Fowler didn’t completely eject himself from the tournament, but it’s rare for anyone to make a triple bogey in a major and go on to win. Only two players — Tiger Woods at the 2000 U.S. Open and Keegan Bradley at the 2011 PGA Championship — have pulled it off. He knows he’ll need to draw on some of the good feelings from 2014 to climb back into contention.
“It’s nice to know that we’ve had success around here,” Fowler said. “Even just from today, I didn’t swing it that well but still managed to get around for a decent round of golf. When you look at overall, 1-over isn’t terrible, but considering the finish it should have been a few shots better.”
Fowler has experienced just about everything on the golf course throughout his career, whether it’s young kids screaming for autographs with the fervor of Beatles fans or grown men following him around dressed, head-to-toe in orange. But Thursday’s round produced a genuine first: He was heckled by an English football fan.
The impetus?
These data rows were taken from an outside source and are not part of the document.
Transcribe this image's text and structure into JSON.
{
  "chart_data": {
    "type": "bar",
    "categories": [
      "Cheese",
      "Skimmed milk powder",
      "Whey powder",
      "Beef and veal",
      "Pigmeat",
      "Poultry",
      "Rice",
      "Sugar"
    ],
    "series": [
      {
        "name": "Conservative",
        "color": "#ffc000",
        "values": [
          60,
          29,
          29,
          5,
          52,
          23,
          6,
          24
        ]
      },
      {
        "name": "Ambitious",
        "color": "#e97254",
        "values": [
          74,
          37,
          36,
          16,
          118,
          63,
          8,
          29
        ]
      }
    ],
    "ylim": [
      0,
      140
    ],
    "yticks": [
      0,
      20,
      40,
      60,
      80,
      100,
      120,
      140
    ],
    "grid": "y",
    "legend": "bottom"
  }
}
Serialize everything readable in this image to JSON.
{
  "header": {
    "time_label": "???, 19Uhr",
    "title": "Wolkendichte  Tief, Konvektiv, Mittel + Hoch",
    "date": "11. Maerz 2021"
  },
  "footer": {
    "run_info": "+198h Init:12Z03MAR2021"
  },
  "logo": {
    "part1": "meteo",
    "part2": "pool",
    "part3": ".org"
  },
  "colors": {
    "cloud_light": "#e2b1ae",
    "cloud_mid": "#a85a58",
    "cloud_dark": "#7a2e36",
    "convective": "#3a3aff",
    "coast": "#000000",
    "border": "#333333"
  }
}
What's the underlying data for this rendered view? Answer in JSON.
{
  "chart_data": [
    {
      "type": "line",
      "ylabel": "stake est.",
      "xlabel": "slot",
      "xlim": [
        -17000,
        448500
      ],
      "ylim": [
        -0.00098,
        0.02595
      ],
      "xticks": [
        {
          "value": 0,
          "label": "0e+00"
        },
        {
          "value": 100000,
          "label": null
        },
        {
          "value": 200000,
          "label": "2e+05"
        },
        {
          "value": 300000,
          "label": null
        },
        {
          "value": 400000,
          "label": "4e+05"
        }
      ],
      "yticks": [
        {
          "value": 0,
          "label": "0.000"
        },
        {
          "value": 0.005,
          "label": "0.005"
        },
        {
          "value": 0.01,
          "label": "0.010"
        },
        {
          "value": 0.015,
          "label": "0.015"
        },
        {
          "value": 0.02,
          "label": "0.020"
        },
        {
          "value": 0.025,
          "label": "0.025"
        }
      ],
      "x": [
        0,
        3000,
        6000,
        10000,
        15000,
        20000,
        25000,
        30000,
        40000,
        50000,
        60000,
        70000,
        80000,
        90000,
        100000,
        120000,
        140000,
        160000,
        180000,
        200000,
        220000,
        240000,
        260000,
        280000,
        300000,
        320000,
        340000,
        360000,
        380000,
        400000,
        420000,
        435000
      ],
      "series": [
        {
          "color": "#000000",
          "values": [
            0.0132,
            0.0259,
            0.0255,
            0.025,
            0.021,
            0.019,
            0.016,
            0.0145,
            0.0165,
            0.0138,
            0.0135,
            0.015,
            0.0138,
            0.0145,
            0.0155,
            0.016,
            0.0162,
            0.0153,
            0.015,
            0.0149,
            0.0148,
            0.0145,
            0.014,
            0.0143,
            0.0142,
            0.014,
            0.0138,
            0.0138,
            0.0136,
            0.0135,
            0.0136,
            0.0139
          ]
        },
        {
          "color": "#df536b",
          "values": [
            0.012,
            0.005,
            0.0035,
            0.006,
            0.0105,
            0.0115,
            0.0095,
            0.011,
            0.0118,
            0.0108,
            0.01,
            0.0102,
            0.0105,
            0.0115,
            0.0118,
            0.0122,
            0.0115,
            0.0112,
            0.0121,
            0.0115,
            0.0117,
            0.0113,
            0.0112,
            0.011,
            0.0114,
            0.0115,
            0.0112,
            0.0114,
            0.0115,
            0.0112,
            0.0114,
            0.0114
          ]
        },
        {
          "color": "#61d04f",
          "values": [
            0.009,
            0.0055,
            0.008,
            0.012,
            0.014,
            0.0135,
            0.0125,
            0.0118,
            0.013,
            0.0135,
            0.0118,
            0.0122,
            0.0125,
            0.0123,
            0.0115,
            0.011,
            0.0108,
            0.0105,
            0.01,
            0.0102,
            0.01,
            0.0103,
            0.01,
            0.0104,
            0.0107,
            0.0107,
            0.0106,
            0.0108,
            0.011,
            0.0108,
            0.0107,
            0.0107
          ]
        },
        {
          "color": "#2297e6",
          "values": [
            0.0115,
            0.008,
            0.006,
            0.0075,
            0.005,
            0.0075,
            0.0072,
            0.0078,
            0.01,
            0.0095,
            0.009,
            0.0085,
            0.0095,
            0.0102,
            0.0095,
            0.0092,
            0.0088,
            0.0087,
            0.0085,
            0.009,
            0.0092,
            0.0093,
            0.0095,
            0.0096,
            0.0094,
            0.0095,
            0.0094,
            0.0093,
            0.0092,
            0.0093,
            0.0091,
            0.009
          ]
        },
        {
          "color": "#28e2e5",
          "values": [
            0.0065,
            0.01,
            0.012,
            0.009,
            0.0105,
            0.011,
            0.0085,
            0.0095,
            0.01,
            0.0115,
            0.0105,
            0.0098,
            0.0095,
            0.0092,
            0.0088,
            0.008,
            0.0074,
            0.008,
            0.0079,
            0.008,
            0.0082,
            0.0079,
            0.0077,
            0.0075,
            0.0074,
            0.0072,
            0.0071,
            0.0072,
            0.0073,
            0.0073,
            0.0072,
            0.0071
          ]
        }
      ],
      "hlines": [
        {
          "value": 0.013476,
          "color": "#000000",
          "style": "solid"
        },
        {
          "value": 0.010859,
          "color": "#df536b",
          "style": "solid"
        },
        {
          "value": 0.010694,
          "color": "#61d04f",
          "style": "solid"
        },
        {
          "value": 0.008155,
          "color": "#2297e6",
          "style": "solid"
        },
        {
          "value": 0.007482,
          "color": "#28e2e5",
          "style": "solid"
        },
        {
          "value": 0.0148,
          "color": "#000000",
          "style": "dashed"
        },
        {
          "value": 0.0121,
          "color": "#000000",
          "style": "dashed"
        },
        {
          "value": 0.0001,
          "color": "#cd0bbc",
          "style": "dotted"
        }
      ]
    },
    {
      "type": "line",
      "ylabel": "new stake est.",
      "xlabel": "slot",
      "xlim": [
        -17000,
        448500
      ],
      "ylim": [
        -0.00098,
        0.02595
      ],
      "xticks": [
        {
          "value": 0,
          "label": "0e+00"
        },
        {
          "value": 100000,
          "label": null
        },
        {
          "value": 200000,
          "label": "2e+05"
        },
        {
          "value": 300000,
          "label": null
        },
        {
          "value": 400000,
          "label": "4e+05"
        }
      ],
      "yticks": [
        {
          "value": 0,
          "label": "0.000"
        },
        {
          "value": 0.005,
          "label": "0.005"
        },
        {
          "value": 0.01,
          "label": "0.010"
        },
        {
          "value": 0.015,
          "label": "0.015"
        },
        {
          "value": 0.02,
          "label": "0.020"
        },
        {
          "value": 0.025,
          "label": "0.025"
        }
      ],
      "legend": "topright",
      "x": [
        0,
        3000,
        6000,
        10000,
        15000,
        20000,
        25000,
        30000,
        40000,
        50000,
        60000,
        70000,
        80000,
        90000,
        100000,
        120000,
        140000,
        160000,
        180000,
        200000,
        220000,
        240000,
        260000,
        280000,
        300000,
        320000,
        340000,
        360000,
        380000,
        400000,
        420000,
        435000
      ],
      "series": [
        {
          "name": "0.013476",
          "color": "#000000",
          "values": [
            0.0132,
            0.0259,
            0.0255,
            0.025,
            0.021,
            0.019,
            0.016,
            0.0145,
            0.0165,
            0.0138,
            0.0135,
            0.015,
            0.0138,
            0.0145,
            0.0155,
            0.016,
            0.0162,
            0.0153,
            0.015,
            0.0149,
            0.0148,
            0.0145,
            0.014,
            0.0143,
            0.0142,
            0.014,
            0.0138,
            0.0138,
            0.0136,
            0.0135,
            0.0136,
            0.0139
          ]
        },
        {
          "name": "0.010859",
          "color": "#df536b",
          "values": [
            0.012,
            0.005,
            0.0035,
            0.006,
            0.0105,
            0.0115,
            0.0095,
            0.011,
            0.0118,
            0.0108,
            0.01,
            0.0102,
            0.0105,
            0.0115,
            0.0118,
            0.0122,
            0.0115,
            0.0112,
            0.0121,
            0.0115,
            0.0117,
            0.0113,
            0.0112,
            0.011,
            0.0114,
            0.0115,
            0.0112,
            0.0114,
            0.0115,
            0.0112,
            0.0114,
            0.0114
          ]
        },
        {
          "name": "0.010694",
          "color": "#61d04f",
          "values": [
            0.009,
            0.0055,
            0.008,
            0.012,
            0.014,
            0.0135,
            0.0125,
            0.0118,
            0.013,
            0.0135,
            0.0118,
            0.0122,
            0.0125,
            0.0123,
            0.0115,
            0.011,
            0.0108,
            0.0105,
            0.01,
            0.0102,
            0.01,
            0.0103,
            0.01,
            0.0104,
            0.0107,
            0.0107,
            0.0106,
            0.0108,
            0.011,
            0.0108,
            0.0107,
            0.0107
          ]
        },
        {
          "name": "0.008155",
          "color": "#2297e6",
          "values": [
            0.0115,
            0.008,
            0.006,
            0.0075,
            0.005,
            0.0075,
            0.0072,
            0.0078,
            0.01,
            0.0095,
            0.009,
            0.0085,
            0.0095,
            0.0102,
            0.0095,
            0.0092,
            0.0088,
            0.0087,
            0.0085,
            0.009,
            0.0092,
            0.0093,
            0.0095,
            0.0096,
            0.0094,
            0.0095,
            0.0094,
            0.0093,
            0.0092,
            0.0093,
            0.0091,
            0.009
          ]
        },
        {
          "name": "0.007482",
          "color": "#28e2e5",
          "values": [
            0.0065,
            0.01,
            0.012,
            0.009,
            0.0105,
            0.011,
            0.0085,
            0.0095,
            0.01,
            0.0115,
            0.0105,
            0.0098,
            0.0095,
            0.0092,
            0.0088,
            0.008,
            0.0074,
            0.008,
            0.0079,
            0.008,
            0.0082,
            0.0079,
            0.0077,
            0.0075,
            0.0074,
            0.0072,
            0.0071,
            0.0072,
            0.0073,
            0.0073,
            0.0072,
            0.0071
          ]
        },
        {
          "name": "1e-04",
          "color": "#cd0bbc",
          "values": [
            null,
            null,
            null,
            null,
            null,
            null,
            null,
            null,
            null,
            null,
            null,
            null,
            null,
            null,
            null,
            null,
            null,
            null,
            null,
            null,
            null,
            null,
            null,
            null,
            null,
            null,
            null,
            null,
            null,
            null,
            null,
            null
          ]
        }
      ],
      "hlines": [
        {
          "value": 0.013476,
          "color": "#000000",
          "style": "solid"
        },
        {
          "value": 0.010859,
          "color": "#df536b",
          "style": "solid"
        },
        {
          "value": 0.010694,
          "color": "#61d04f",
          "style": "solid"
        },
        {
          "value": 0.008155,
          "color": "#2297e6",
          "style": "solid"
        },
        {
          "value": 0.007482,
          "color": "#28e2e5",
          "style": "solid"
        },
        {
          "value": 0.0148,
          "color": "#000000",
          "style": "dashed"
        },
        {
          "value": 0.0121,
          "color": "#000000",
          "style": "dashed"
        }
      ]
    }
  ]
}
Fowler’s decision not to move forward with an investment in Leeds United F.C., which currently plays in the Championship League, the second division of English football.
“Someone called me a coward,” Fowler said, “They were a Leeds fan, and they gave me a hard time for not investing in Leeds. I think he should put his own money behind it if he wants to call me a coward.”
Asked if that was the first time he’d ever been heckled in his career, Fowler thought about it for several seconds and conceded that, yes, it likely was.
“It started with him saying ‘Why didn’t you go through with the investment?’ ” Fowler said. “I was just walking, he called me a coward and I turned around and he was laughing at me. Unfortunately you have to deal with that. I wouldn’t say our fans [in the United States] are any better but I don’t think that’s a position to call someone a coward for not investing in something.”
It was a strange day all around, but also, just another chapter in an eventful decade for Fowler. If he was annoyed, you couldn’t really tell. Who knows what tomorrow might bring?
Kevin Van Valkenburg is the Editorial Director of No Laying Up.